Я завёл мотор. На приборке мигнуло 23:09 и зависло. Симпатичный привет, но без чувства юмора. Я поймал себя на том, что улыбаюсь — устало, глупо. Кажется, я догоняю собственный поезд без надежды запрыгнуть.
— Ладно, — выдохнул я. — Новый план: едем. Держим глаза открытыми, рот — закрытым, камеру — выключенной. Если получится.
Красный зонт скатился и мягко упёрся мне в плечо. На его ткань, как на экран, легло отражение дороги — ровной, пустой, будто нарисованной линейкой. Я отстранил зонт обратно, и на внутренней стороне мелькнули буквы — как водяной знак: НЕ ВЫХОДИ.
— Слышал, — сказал я. — Я всё слышал.
И тогда радио, как будто обиделось, щёлкнуло ещё раз, и в салон вошёл шёпот:
— …если увидишь себя — не подходи…
— Папа, — сказал я в темноту. — Я пытаюсь. Честно. Просто у меня плохо с инструкциями.
Дорога тянулась. Ночь, наконец, стала похожа на ночь, а не на монтажную склейку. Я вжал газ. Спина ныла, глаза щипало, но сознание держалось — злое, упрямое, с привкусом бензина и старых плёнок.
И лишь одного я точно не знал: сколько ещё таких «пяти минут» спрячется в моих двух часах.
И сколько раз, проезжая мимо себя, я успею вовремя не подойти.

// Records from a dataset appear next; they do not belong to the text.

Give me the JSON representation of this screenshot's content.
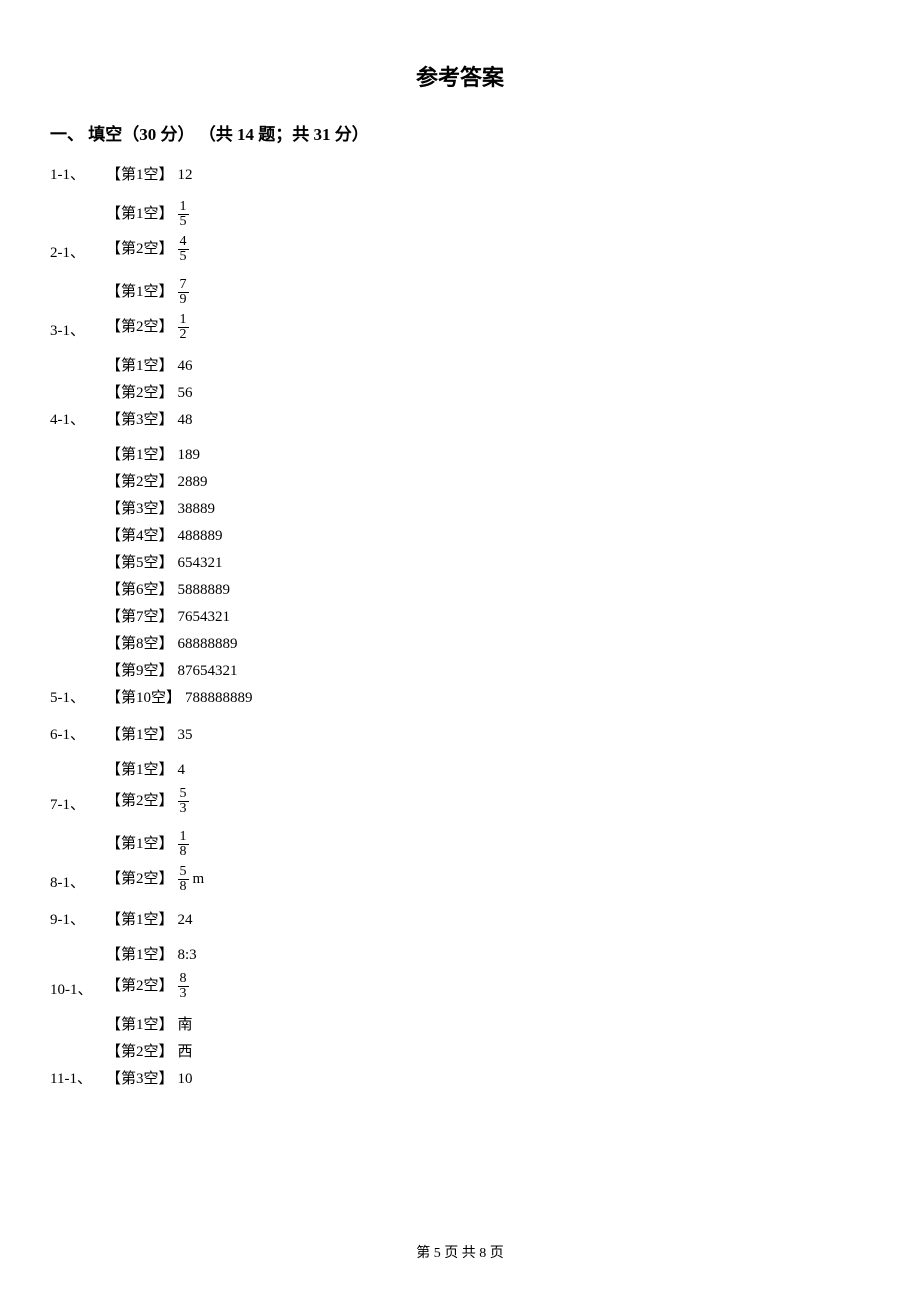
{
  "title": "参考答案",
  "section_heading": "一、 填空（30 分） （共 14 题；共 31 分）",
  "blank_label_prefix": "【第",
  "blank_label_suffix": "空】",
  "questions": [
    {
      "num": "1-1、",
      "blanks": [
        {
          "i": 1,
          "type": "text",
          "value": "12"
        }
      ]
    },
    {
      "num": "2-1、",
      "blanks": [
        {
          "i": 1,
          "type": "frac",
          "n": "1",
          "d": "5"
        },
        {
          "i": 2,
          "type": "frac",
          "n": "4",
          "d": "5"
        }
      ]
    },
    {
      "num": "3-1、",
      "blanks": [
        {
          "i": 1,
          "type": "frac",
          "n": "7",
          "d": "9"
        },
        {
          "i": 2,
          "type": "frac",
          "n": "1",
          "d": "2"
        }
      ]
    },
    {
      "num": "4-1、",
      "blanks": [
        {
          "i": 1,
          "type": "text",
          "value": "46"
        },
        {
          "i": 2,
          "type": "text",
          "value": "56"
        },
        {
          "i": 3,
          "type": "text",
          "value": "48"
        }
      ]
    },
    {
      "num": "5-1、",
      "blanks": [
        {
          "i": 1,
          "type": "text",
          "value": "189"
        },
        {
          "i": 2,
          "type": "text",
          "value": "2889"
        },
        {
          "i": 3,
          "type": "text",
          "value": "38889"
        },
        {
          "i": 4,
          "type": "text",
          "value": "488889"
        },
        {
          "i": 5,
          "type": "text",
          "value": "654321"
        },
        {
          "i": 6,
          "type": "text",
          "value": "5888889"
        },
        {
          "i": 7,
          "type": "text",
          "value": "7654321"
        },
        {
          "i": 8,
          "type": "text",
          "value": "68888889"
        },
        {
          "i": 9,
          "type": "text",
          "value": "87654321"
        },
        {
          "i": 10,
          "type": "text",
          "value": "788888889"
        }
      ]
    },
    {
      "num": "6-1、",
      "blanks": [
        {
          "i": 1,
          "type": "text",
          "value": "35"
        }
      ]
    },
    {
      "num": "7-1、",
      "blanks": [
        {
          "i": 1,
          "type": "text",
          "value": "4"
        },
        {
          "i": 2,
          "type": "frac",
          "n": "5",
          "d": "3"
        }
      ]
    },
    {
      "num": "8-1、",
      "blanks": [
        {
          "i": 1,
          "type": "frac",
          "n": "1",
          "d": "8"
        },
        {
          "i": 2,
          "type": "frac",
          "n": "5",
          "d": "8",
          "unit": "m"
        }
      ]
    },
    {
      "num": "9-1、",
      "blanks": [
        {
          "i": 1,
          "type": "text",
          "value": "24"
        }
      ]
    },
    {
      "num": "10-1、",
      "blanks": [
        {
          "i": 1,
          "type": "text",
          "value": "8:3"
        },
        {
          "i": 2,
          "type": "frac",
          "n": "8",
          "d": "3"
        }
      ]
    },
    {
      "num": "11-1、",
      "blanks": [
        {
          "i": 1,
          "type": "text",
          "value": "南"
        },
        {
          "i": 2,
          "type": "text",
          "value": "西"
        },
        {
          "i": 3,
          "type": "text",
          "value": "10"
        }
      ]
    }
  ],
  "footer": {
    "prefix": "第 ",
    "page": "5",
    "mid": " 页 共 ",
    "total": "8",
    "suffix": " 页"
  }
}
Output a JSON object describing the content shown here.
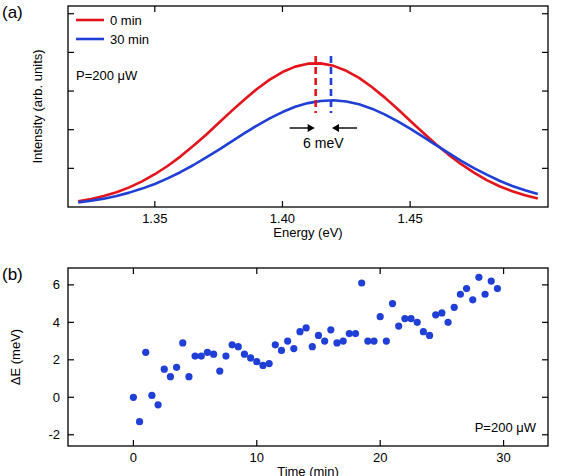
{
  "chart_data": [
    {
      "type": "line",
      "title": "(a)",
      "x_label": "Energy (eV)",
      "y_label": "Intensity (arb. units)",
      "x": [
        1.32,
        1.325,
        1.33,
        1.335,
        1.34,
        1.345,
        1.35,
        1.355,
        1.36,
        1.365,
        1.37,
        1.375,
        1.38,
        1.385,
        1.39,
        1.395,
        1.4,
        1.405,
        1.41,
        1.415,
        1.42,
        1.425,
        1.43,
        1.435,
        1.44,
        1.445,
        1.45,
        1.455,
        1.46,
        1.465,
        1.47,
        1.475,
        1.48,
        1.485,
        1.49,
        1.495,
        1.5
      ],
      "series": [
        {
          "name": "0 min",
          "color": "#e3141b",
          "values": [
            0.037,
            0.052,
            0.071,
            0.096,
            0.127,
            0.166,
            0.212,
            0.265,
            0.326,
            0.394,
            0.466,
            0.543,
            0.62,
            0.694,
            0.763,
            0.824,
            0.873,
            0.908,
            0.927,
            0.929,
            0.913,
            0.881,
            0.835,
            0.776,
            0.709,
            0.635,
            0.558,
            0.482,
            0.408,
            0.339,
            0.277,
            0.222,
            0.174,
            0.134,
            0.102,
            0.076,
            0.055
          ]
        },
        {
          "name": "30 min",
          "color": "#1f3fd6",
          "values": [
            0.03,
            0.04,
            0.054,
            0.071,
            0.093,
            0.119,
            0.149,
            0.185,
            0.225,
            0.27,
            0.319,
            0.37,
            0.423,
            0.476,
            0.527,
            0.573,
            0.614,
            0.648,
            0.672,
            0.686,
            0.69,
            0.682,
            0.664,
            0.636,
            0.599,
            0.555,
            0.507,
            0.455,
            0.402,
            0.35,
            0.299,
            0.252,
            0.209,
            0.17,
            0.136,
            0.108,
            0.084
          ]
        }
      ],
      "vlines": [
        {
          "x": 1.413,
          "color": "#e3141b"
        },
        {
          "x": 1.419,
          "color": "#1f3fd6"
        }
      ],
      "annotation": "6 meV",
      "note": "P=200 μW",
      "xlim": [
        1.316,
        1.504
      ],
      "xticks": [
        1.35,
        {
          "value": 1.4,
          "label": "1.40"
        },
        1.45
      ],
      "ylim": [
        0,
        1.3
      ],
      "yticks": [
        0.25,
        0.5,
        0.75,
        1.0,
        1.25
      ],
      "tick_labels": "x",
      "legend": "upper-left",
      "grid": false
    },
    {
      "type": "scatter",
      "title": "(b)",
      "x_label": "Time (min)",
      "y_label": "ΔE (meV)",
      "x": [
        0,
        0.5,
        1,
        1.5,
        2,
        2.5,
        3,
        3.5,
        4,
        4.5,
        5,
        5.5,
        6,
        6.5,
        7,
        7.5,
        8,
        8.5,
        9,
        9.5,
        10,
        10.5,
        11,
        11.5,
        12,
        12.5,
        13,
        13.5,
        14,
        14.5,
        15,
        15.5,
        16,
        16.5,
        17,
        17.5,
        18,
        18.5,
        19,
        19.5,
        20,
        20.5,
        21,
        21.5,
        22,
        22.5,
        23,
        23.5,
        24,
        24.5,
        25,
        25.5,
        26,
        26.5,
        27,
        27.5,
        28,
        28.5,
        29,
        29.5
      ],
      "series": [
        {
          "color": "#1f3fd6",
          "marker": "circle",
          "values": [
            0,
            -1.3,
            2.4,
            0.1,
            -0.4,
            1.5,
            1.1,
            1.6,
            2.9,
            1.1,
            2.2,
            2.2,
            2.4,
            2.3,
            1.4,
            2.2,
            2.8,
            2.7,
            2.3,
            2.1,
            1.9,
            1.7,
            1.8,
            2.8,
            2.5,
            3.0,
            2.6,
            3.5,
            3.7,
            2.7,
            3.3,
            3.0,
            3.6,
            2.9,
            3.0,
            3.4,
            3.4,
            6.1,
            3.0,
            3.0,
            4.3,
            3.0,
            5.0,
            3.8,
            4.2,
            4.2,
            4.0,
            3.5,
            3.3,
            4.4,
            4.5,
            4.0,
            4.8,
            5.5,
            5.8,
            5.2,
            6.4,
            5.5,
            6.2,
            5.8
          ]
        }
      ],
      "note": "P=200 μW",
      "xlim": [
        -5.3,
        33.6
      ],
      "xticks": [
        0,
        10,
        20,
        30
      ],
      "ylim": [
        -2.6,
        6.9
      ],
      "yticks": [
        -2,
        0,
        2,
        4,
        6
      ],
      "grid": false
    }
  ]
}
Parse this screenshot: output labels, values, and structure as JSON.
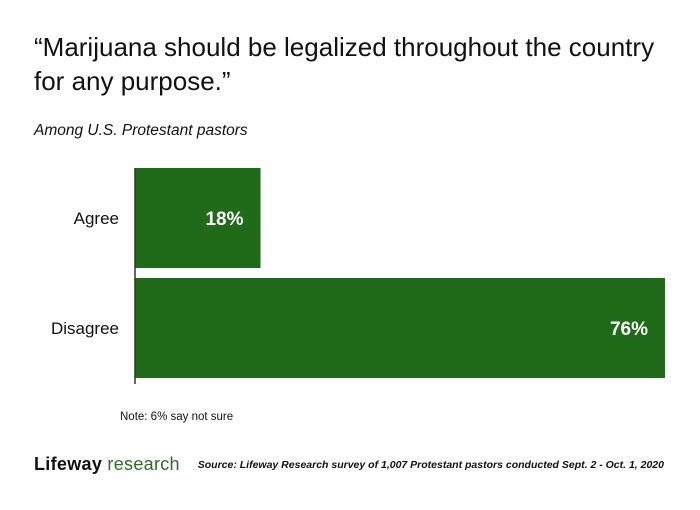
{
  "title": "“Marijuana should be legalized throughout the country for any purpose.”",
  "subtitle": "Among U.S. Protestant pastors",
  "note": "Note: 6% say not sure",
  "brand": {
    "part1": "Lifeway",
    "part2": " research"
  },
  "source": "Source: Lifeway Research survey of 1,007 Protestant pastors conducted Sept. 2 - Oct. 1, 2020",
  "colors": {
    "bar": "#1f6b1a",
    "axis": "#333333",
    "label_on_bar": "#ffffff"
  },
  "chart_data": {
    "type": "bar",
    "orientation": "horizontal",
    "categories": [
      "Agree",
      "Disagree"
    ],
    "values": [
      18,
      76
    ],
    "value_labels": [
      "18%",
      "76%"
    ],
    "xlim": [
      0,
      76
    ],
    "title": "“Marijuana should be legalized throughout the country for any purpose.”",
    "subtitle": "Among U.S. Protestant pastors",
    "xlabel": "",
    "ylabel": "",
    "grid": false,
    "legend": "none"
  }
}
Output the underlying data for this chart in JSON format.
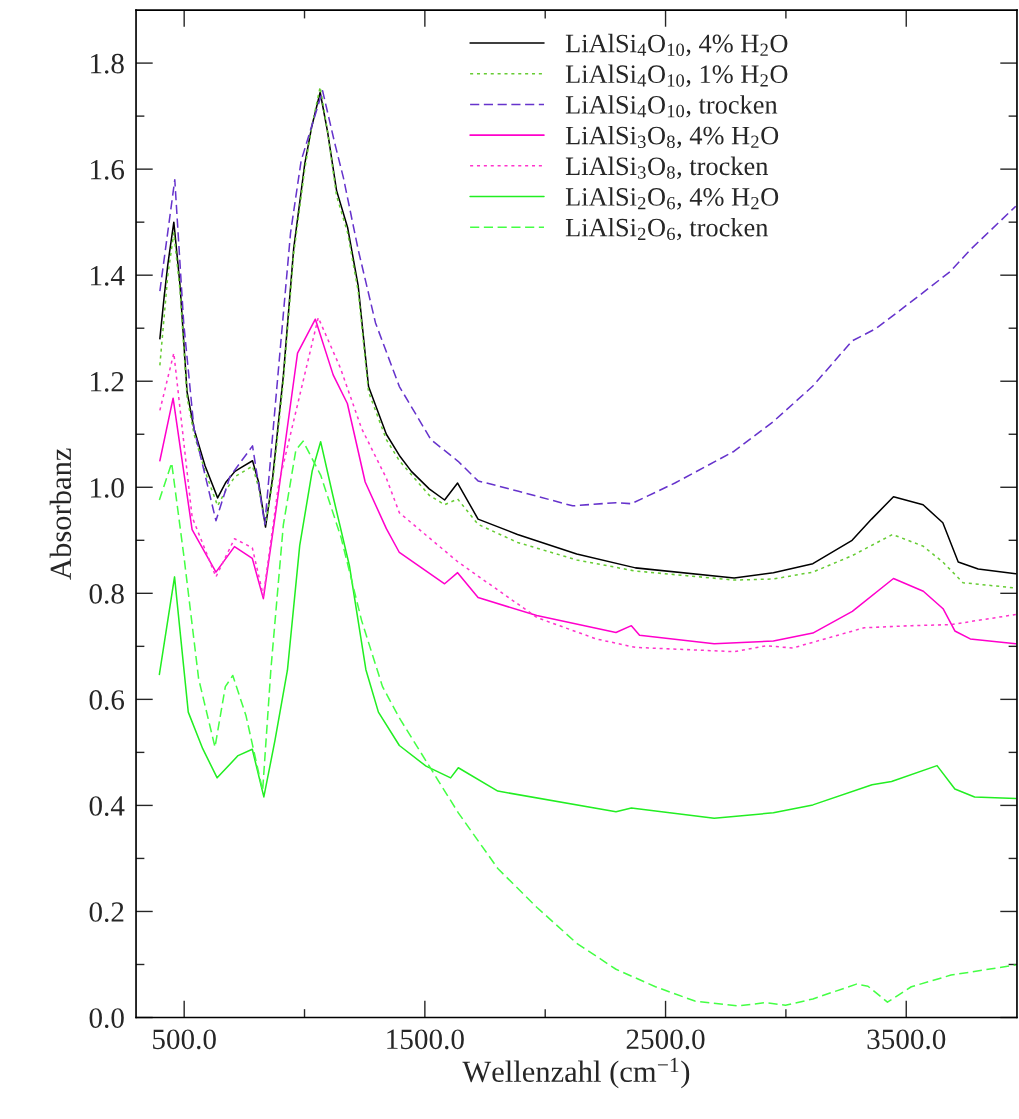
{
  "chart_data": {
    "type": "line",
    "xlabel": "Wellenzahl (cm$^{−1}$)",
    "ylabel": "Absorbanz",
    "xlim": [
      300,
      3960
    ],
    "ylim": [
      0,
      1.9
    ],
    "xticks": [
      {
        "value": 500,
        "label": "500.0"
      },
      {
        "value": 1000,
        "label": null
      },
      {
        "value": 1500,
        "label": "1500.0"
      },
      {
        "value": 2000,
        "label": null
      },
      {
        "value": 2500,
        "label": "2500.0"
      },
      {
        "value": 3000,
        "label": null
      },
      {
        "value": 3500,
        "label": "3500.0"
      }
    ],
    "yticks": [
      {
        "value": 0,
        "label": "0.0"
      },
      {
        "value": 0.1,
        "label": null
      },
      {
        "value": 0.2,
        "label": "0.2"
      },
      {
        "value": 0.3,
        "label": null
      },
      {
        "value": 0.4,
        "label": "0.4"
      },
      {
        "value": 0.5,
        "label": null
      },
      {
        "value": 0.6,
        "label": "0.6"
      },
      {
        "value": 0.7,
        "label": null
      },
      {
        "value": 0.8,
        "label": "0.8"
      },
      {
        "value": 0.9,
        "label": null
      },
      {
        "value": 1.0,
        "label": "1.0"
      },
      {
        "value": 1.1,
        "label": null
      },
      {
        "value": 1.2,
        "label": "1.2"
      },
      {
        "value": 1.3,
        "label": null
      },
      {
        "value": 1.4,
        "label": "1.4"
      },
      {
        "value": 1.5,
        "label": null
      },
      {
        "value": 1.6,
        "label": "1.6"
      },
      {
        "value": 1.7,
        "label": null
      },
      {
        "value": 1.8,
        "label": "1.8"
      }
    ],
    "grid": false,
    "legend": "top",
    "marker": "none",
    "series": [
      {
        "name": "LiAlSi$_{4}$O$_{10}$, 4% H$_{2}$O",
        "color": "#000000",
        "line_style": "solid",
        "x": [
          399,
          417,
          432,
          457,
          483,
          512,
          541,
          587,
          639,
          674,
          711,
          736,
          784,
          809,
          838,
          868,
          912,
          955,
          1001,
          1030,
          1065,
          1096,
          1133,
          1179,
          1223,
          1266,
          1340,
          1394,
          1444,
          1518,
          1582,
          1636,
          1721,
          1885,
          2131,
          2375,
          2785,
          2948,
          3112,
          3275,
          3356,
          3447,
          3570,
          3652,
          3716,
          3799,
          3955
        ],
        "values": [
          1.28,
          1.36,
          1.42,
          1.5,
          1.38,
          1.18,
          1.11,
          1.04,
          0.98,
          1.01,
          1.03,
          1.037,
          1.05,
          1.01,
          0.925,
          1.02,
          1.21,
          1.45,
          1.61,
          1.68,
          1.745,
          1.67,
          1.56,
          1.49,
          1.38,
          1.19,
          1.1,
          1.06,
          1.03,
          0.997,
          0.976,
          1.008,
          0.94,
          0.911,
          0.874,
          0.848,
          0.829,
          0.839,
          0.856,
          0.9,
          0.94,
          0.982,
          0.967,
          0.933,
          0.859,
          0.846,
          0.837
        ]
      },
      {
        "name": "LiAlSi$_{4}$O$_{10}$, 1% H$_{2}$O",
        "color": "#66cc33",
        "line_style": "dotted",
        "x": [
          399,
          432,
          457,
          483,
          512,
          541,
          587,
          639,
          674,
          711,
          784,
          809,
          838,
          868,
          912,
          955,
          1001,
          1030,
          1065,
          1096,
          1133,
          1179,
          1223,
          1266,
          1340,
          1394,
          1518,
          1582,
          1636,
          1721,
          1885,
          2131,
          2375,
          2785,
          2948,
          3112,
          3275,
          3443,
          3570,
          3652,
          3736,
          3955
        ],
        "values": [
          1.23,
          1.4,
          1.48,
          1.37,
          1.17,
          1.1,
          1.03,
          0.965,
          0.995,
          1.02,
          1.04,
          1.0,
          0.93,
          1.01,
          1.2,
          1.44,
          1.6,
          1.68,
          1.755,
          1.67,
          1.55,
          1.48,
          1.37,
          1.18,
          1.09,
          1.05,
          0.985,
          0.967,
          0.978,
          0.93,
          0.896,
          0.863,
          0.842,
          0.825,
          0.827,
          0.84,
          0.871,
          0.911,
          0.889,
          0.859,
          0.82,
          0.81
        ]
      },
      {
        "name": "LiAlSi$_{4}$O$_{10}$, trocken",
        "color": "#6633cc",
        "line_style": "dashed",
        "x": [
          399,
          461,
          498,
          541,
          632,
          690,
          784,
          835,
          897,
          942,
          986,
          1075,
          1125,
          1162,
          1223,
          1295,
          1394,
          1525,
          1638,
          1721,
          1885,
          2114,
          2294,
          2358,
          2539,
          2785,
          2948,
          3112,
          3275,
          3373,
          3521,
          3683,
          3766,
          3955
        ],
        "values": [
          1.37,
          1.58,
          1.31,
          1.11,
          0.937,
          1.02,
          1.078,
          0.93,
          1.25,
          1.48,
          1.616,
          1.748,
          1.65,
          1.583,
          1.448,
          1.31,
          1.19,
          1.09,
          1.049,
          1.012,
          0.993,
          0.965,
          0.971,
          0.969,
          1.008,
          1.068,
          1.124,
          1.191,
          1.276,
          1.299,
          1.35,
          1.407,
          1.448,
          1.53
        ]
      },
      {
        "name": "LiAlSi$_{3}$O$_{8}$, 4% H$_{2}$O",
        "color": "#ff00cc",
        "line_style": "solid",
        "x": [
          399,
          454,
          533,
          632,
          709,
          783,
          829,
          885,
          955,
          971,
          1045,
          1119,
          1178,
          1252,
          1340,
          1394,
          1582,
          1636,
          1721,
          1965,
          2294,
          2358,
          2392,
          2702,
          2948,
          3112,
          3276,
          3447,
          3571,
          3653,
          3702,
          3766,
          3955
        ],
        "values": [
          1.05,
          1.168,
          0.92,
          0.84,
          0.888,
          0.866,
          0.79,
          0.968,
          1.2,
          1.253,
          1.317,
          1.212,
          1.158,
          1.01,
          0.922,
          0.877,
          0.818,
          0.839,
          0.792,
          0.758,
          0.726,
          0.739,
          0.721,
          0.705,
          0.71,
          0.725,
          0.766,
          0.828,
          0.804,
          0.771,
          0.729,
          0.714,
          0.705
        ]
      },
      {
        "name": "LiAlSi$_{3}$O$_{8}$, trocken",
        "color": "#ff33cc",
        "line_style": "dotted",
        "x": [
          399,
          457,
          533,
          632,
          709,
          783,
          829,
          893,
          1057,
          1149,
          1237,
          1340,
          1394,
          1638,
          1967,
          2212,
          2375,
          2785,
          2916,
          3029,
          3325,
          3522,
          3686,
          3955
        ],
        "values": [
          1.145,
          1.253,
          0.944,
          0.831,
          0.903,
          0.886,
          0.795,
          1.007,
          1.32,
          1.225,
          1.111,
          1.017,
          0.952,
          0.859,
          0.754,
          0.714,
          0.698,
          0.69,
          0.701,
          0.697,
          0.735,
          0.739,
          0.741,
          0.76
        ]
      },
      {
        "name": "LiAlSi$_{2}$O$_{6}$, 4% H$_{2}$O",
        "color": "#22ee22",
        "line_style": "solid",
        "x": [
          397,
          460,
          517,
          577,
          637,
          724,
          783,
          831,
          877,
          929,
          980,
          1032,
          1067,
          1118,
          1187,
          1255,
          1307,
          1394,
          1505,
          1607,
          1639,
          1803,
          2294,
          2358,
          2702,
          2948,
          3112,
          3358,
          3439,
          3628,
          3702,
          3784,
          3955
        ],
        "values": [
          0.647,
          0.831,
          0.576,
          0.507,
          0.452,
          0.494,
          0.506,
          0.416,
          0.522,
          0.655,
          0.89,
          1.031,
          1.086,
          0.984,
          0.851,
          0.656,
          0.576,
          0.513,
          0.474,
          0.452,
          0.471,
          0.427,
          0.388,
          0.395,
          0.376,
          0.386,
          0.401,
          0.439,
          0.445,
          0.475,
          0.431,
          0.416,
          0.413
        ]
      },
      {
        "name": "LiAlSi$_{2}$O$_{6}$, trocken",
        "color": "#44ff44",
        "line_style": "dashed",
        "x": [
          397,
          448,
          500,
          560,
          628,
          671,
          702,
          757,
          826,
          860,
          912,
          964,
          994,
          1067,
          1152,
          1237,
          1324,
          1394,
          1558,
          1639,
          1803,
          1967,
          2131,
          2294,
          2458,
          2622,
          2801,
          2916,
          2998,
          3112,
          3293,
          3341,
          3422,
          3521,
          3686,
          3955
        ],
        "values": [
          0.976,
          1.046,
          0.866,
          0.639,
          0.51,
          0.624,
          0.645,
          0.569,
          0.428,
          0.655,
          0.929,
          1.07,
          1.087,
          1.023,
          0.905,
          0.749,
          0.624,
          0.565,
          0.445,
          0.386,
          0.281,
          0.207,
          0.14,
          0.091,
          0.058,
          0.031,
          0.022,
          0.028,
          0.023,
          0.035,
          0.063,
          0.059,
          0.029,
          0.058,
          0.08,
          0.099
        ]
      }
    ]
  }
}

Я ехал дальше, и дорога казалась вычищенной под копирку: ни одной встречной, ни одного фонаря, только асфальт и линии разметки, будто их рисовали специально для одного-единственного зрителя — меня. С каждой минутой я всё сильнее сомневался, что мотор действительно работает. Он мог быть таким же шумом, как треск радио или мой собственный пульс.
Я глянул в зеркало заднего вида — и сердце ухнуло вниз.
На заднем сиденье снова кто-то сидел.
Красный зонт исчез. На его месте — я. Тот самый, «студенческий». Лёгкая куртка, джинсы, беспечная улыбка. Он жевал жвачку и показывал мне большой палец, будто мы только что отсняли удачный дубль.
— Ты опять? — выдохнул я.
Он подмигнул и приложил палец к губам: «Тсс».
Я моргнул — и сиденье было пустым. Только зонт снова лежал на боку, с блестящими каплями, которые на этот раз складывались в узор. Линии образовали цифры: 93.
Я ударил по тормозам. Колёса взвизгнули. Машина остановилась посреди пустоты, и в этот момент я отчётливо понял: я больше не уверен, двигаюсь ли вообще. Может быть, я стою всё это время, а дорога — это плёнка, которую кто-то прокручивает в проекторе.
Ольга.
Я снова позвал её. Громко. Хрипло.
Тишина.
Я вышел из машины. Воздух был прохладным и липким, как мокрая плёнка. Шоссе уходило в обе стороны, и в каждой — одинаковый мрак. Я прошёл пару шагов, чтобы убедиться, что асфальт под ногами настоящий. Настоящий. Но слишком новый, словно асфальтовый ковер только-только расстелили.
Я обернулся — и застыл.
На водительском месте кто-то сидел.
Я.
Версия «будущего». Лицо постаревшее, серое, глаза пустые. Он держал руки на руле, будто никогда их не убирал. Смотрел прямо вперёд, игнорируя меня.